Step 3: Never Stop Experimenting
The final and perhaps most important step is for us to admit that we do not have all the answers, and, indeed, there are no final answers. All we know for sure is that as technology changes, so must our regulatory structures. This digital era is something entirely new; we cannot only rely on existing policy or tradition. Instead we must constantly try new ideas in the real world to see what works and what does not.
Pressure from other countries, citizens and tech companies has already caused the White House to propose some limits on nsa surveillance. Tech companies are suing for the right to release information about requests from the nsa—metadata about metadata—in an effort to restore trust.
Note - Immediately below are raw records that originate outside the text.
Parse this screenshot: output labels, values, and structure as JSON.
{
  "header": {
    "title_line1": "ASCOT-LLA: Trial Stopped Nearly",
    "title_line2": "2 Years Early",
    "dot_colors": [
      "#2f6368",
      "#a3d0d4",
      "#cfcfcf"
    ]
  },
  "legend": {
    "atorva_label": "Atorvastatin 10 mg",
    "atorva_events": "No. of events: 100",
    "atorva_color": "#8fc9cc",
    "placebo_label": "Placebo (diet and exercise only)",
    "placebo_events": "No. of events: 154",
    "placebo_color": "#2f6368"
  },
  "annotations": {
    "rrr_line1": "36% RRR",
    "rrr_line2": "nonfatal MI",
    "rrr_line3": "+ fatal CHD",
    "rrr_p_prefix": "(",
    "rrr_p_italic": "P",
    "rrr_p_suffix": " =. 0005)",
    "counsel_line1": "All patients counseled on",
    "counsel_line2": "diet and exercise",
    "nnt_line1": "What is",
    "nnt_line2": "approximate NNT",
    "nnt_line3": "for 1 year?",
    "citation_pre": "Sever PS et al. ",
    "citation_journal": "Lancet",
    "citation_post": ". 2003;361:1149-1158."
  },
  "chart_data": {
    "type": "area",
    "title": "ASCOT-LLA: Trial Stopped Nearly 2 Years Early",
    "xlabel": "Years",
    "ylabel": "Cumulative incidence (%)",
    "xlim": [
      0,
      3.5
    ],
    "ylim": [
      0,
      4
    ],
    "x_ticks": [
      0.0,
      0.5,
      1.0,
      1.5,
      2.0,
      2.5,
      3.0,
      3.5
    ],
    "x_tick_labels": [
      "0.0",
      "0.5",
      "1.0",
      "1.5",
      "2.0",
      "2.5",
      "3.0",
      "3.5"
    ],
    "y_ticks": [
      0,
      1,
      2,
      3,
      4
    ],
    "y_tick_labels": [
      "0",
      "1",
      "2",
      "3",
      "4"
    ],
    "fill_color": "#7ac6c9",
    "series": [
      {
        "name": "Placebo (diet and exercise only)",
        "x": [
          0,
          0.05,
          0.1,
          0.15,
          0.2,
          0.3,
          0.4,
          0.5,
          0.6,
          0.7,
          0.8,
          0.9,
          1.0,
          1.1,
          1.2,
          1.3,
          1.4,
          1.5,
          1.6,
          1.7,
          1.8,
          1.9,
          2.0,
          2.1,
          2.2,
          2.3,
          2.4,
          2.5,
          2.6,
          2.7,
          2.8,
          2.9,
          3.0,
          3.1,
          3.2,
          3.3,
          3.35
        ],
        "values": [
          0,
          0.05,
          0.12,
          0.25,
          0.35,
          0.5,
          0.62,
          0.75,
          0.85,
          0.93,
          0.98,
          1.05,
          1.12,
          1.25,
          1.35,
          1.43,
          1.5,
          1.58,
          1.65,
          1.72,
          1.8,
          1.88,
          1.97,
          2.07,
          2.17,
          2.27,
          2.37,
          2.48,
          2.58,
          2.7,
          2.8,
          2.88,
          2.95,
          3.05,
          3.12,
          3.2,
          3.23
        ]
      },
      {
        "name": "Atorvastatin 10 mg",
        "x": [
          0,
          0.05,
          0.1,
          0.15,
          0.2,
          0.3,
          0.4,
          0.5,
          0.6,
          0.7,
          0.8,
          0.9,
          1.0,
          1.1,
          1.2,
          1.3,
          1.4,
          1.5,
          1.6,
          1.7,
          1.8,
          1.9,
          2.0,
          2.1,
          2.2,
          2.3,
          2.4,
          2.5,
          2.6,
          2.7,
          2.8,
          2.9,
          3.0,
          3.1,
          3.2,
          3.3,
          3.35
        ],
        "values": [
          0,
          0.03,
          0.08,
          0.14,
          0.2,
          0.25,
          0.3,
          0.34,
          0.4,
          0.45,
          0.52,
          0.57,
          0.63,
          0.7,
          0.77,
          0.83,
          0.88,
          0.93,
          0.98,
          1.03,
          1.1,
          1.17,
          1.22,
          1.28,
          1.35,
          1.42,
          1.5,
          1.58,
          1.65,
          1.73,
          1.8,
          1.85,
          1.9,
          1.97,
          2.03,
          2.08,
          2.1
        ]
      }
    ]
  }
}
And in May the House of Representatives passed the USA Freedom Act; though considered weak by many privacy advocates, the bill would begin to restrict bulk data collection and introduce some transparency into the process. (At press time, it is pending for the Senate.)
Those are all steps in the right direction. Yet any changes we make right now will only be a short-term fix for a long-term problem. Technology is continually evolving, and the rate of innovation in government processes must catch up. Ultimately, the most important change that we could make is to continuously experiment and to conduct small-scale tests and project deployments to figure out what works, keep what does and throw out what does not.